Video – Charles gets a beating from a rocky river crossing we found earlier in the day.
The proof is in the pudding, as they say, and the pudding got made, baked and consumed last weekend, but the Dunsinane Triangle doesn’t give up its plums easily. Just before entering my GPS battery died. No worries, I brought spares – they didn’t work. No worries, Charles has spares too. They didn’t work. But Team FAR scouting was prepared as Charles had a smartphone with a downloaded trails map that showed us the way we wanted to go. Garmin be dammed, onwards we go!
Team FAR scouting 1, Dunsinane Triangle 1.
We entered cautiously from the western edge, the trail taking us through a reassuringly charming covered bridge, the welcoming wide gravel road making an A grade for easy rally riding. But this was the welcome mat that covered the man-trap and quickly the trail split up into a bit of maze of alternate routes.
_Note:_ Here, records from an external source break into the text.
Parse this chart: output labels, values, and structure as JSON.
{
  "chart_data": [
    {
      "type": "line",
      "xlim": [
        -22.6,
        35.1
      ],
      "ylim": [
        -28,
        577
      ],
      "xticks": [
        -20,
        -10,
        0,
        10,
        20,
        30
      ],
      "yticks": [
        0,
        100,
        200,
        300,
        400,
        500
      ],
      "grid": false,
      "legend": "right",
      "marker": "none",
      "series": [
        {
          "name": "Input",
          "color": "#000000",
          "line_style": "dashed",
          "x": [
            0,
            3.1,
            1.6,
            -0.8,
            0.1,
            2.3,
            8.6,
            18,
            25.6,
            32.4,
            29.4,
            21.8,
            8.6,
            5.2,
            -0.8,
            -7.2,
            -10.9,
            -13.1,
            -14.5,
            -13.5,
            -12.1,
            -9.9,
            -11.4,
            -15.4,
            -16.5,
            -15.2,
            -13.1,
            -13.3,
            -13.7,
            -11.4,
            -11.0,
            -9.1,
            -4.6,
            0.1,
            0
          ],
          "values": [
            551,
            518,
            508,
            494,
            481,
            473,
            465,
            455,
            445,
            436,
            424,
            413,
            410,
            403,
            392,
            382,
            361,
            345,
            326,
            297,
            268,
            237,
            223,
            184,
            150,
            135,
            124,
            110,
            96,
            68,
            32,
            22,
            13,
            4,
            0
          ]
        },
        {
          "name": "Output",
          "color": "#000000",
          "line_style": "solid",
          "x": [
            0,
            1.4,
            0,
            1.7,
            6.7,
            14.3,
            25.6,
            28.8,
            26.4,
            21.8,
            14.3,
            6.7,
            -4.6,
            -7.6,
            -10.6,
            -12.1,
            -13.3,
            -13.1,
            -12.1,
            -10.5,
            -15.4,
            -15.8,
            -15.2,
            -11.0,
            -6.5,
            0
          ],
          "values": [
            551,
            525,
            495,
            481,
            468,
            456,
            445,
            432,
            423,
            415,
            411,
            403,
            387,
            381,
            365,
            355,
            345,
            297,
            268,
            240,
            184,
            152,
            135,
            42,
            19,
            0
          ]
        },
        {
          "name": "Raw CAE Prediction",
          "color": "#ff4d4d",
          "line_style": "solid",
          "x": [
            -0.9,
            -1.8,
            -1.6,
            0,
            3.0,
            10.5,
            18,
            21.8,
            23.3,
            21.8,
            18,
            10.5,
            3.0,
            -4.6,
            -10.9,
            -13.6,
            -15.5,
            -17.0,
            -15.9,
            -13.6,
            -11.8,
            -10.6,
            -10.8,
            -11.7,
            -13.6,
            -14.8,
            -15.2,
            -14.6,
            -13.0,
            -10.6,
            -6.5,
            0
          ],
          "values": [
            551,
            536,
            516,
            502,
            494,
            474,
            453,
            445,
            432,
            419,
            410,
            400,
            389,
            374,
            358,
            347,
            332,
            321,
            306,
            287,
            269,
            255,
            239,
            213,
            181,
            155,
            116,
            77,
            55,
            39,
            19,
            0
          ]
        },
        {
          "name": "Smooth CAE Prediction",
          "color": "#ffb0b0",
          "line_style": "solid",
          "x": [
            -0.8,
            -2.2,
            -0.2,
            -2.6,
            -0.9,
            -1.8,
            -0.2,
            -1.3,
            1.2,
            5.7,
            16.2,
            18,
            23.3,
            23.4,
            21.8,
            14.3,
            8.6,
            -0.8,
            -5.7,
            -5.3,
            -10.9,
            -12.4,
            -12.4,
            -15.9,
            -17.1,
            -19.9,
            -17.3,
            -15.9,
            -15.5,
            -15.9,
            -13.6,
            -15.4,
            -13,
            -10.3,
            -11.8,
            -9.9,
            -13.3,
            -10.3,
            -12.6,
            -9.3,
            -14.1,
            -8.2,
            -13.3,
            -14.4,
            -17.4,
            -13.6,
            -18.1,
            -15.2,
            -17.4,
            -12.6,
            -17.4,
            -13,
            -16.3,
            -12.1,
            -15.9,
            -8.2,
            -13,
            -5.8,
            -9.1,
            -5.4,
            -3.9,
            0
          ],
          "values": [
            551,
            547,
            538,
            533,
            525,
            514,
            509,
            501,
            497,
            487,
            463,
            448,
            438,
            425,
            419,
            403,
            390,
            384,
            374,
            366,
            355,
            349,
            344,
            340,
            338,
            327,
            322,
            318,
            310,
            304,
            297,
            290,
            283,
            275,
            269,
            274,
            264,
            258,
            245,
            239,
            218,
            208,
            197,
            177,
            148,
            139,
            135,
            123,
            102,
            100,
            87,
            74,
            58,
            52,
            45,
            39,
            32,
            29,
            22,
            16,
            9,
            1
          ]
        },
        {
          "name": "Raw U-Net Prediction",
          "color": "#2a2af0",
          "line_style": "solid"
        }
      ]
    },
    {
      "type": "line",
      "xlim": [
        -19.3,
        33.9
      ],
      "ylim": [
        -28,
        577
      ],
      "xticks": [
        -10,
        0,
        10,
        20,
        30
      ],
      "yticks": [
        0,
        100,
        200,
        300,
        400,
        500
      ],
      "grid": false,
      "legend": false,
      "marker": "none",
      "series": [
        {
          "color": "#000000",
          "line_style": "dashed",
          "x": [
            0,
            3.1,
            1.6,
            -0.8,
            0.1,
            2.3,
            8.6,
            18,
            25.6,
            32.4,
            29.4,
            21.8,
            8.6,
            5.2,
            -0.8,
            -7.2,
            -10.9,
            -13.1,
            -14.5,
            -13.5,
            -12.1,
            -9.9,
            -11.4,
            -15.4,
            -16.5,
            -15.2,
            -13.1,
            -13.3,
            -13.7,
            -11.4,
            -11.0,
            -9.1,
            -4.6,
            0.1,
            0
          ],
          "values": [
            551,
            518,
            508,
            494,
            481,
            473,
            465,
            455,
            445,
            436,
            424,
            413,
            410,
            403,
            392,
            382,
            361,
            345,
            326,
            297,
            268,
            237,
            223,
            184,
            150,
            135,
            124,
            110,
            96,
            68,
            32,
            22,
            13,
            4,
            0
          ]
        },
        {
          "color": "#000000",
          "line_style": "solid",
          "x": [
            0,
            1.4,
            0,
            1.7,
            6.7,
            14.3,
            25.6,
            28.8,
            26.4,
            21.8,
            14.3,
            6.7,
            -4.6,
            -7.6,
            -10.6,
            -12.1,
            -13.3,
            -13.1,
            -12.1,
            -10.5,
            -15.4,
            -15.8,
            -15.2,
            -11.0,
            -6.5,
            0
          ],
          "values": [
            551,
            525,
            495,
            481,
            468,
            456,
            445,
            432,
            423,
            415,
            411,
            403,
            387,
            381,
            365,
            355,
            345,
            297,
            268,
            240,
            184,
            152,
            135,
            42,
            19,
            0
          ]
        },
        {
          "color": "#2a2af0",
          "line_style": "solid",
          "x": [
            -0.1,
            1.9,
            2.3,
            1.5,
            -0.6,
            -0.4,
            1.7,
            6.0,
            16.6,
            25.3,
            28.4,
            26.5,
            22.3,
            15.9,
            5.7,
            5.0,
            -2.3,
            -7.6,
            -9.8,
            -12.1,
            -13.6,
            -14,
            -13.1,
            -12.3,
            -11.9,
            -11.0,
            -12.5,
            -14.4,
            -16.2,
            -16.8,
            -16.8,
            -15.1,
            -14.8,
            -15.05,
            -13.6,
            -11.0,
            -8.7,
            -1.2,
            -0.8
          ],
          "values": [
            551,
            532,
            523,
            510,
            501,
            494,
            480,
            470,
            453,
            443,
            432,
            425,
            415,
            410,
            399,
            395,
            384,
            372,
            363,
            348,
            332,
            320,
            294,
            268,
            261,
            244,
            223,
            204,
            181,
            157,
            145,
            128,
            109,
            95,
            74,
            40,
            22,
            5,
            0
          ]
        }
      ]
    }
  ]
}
Around this time, it had dawned on me that there may be a story here so I decided to stop and take a photo. Then my camera battery died. This time my spare did work but I was starting to feel a little like I was going somewhere where perhaps I was not supposed to go.
Team FAR scouting 2, Dunsinane Triangle 1.5 (the half point for giving me the willies).
The next deterrent was a bridge out, which at least had a bypass and no deep water to cross but it was also the beginning of (cue dramatic music) THE MUD HOLES! Not your ordinary mud holes mind you, where you can weave around the side. No, these were the full width of the trail mud holes that demand the rider to go right through them … and down into them, because some of them were deeeeep.
Video – ‘Arris thinks this may be the mud hole that takes him and then immediately scorns Charles for his overly dramatic attempt just before (and he wonders why it’s so hard to get scouting partners).
The beauty is that they didn’t last for too long. Just long enough to be an adventure but not a slog, in other words a very possible new C route for the rally. The trail then joined up with Charles’ original route and we headed out on what appeared to be a fast, easy trail. But rider beware, the Dunsinane Triangle does not let you out so easily.
Hidden below the thin grass were ruts and holes big enough to catch your front wheel and throw an unsuspecting rider into the weeds. The temptation to blast through had to be overcome, the rider had to retain their wits, the Dunsinane Triangle may have been tamed, but it still demanded respect.
Team FAR scouting 3, Dunsinane Triangle 2.5.
So did the Dunsinane Triangle make it onto the 2015 Fundy Adventure Rally? You’ll have to wait until September, but you might want to bring a life jacket. Bwahahahahahaaaaaaaaa ….*
*That’s an evil laugh, best bellowed low and with some echo.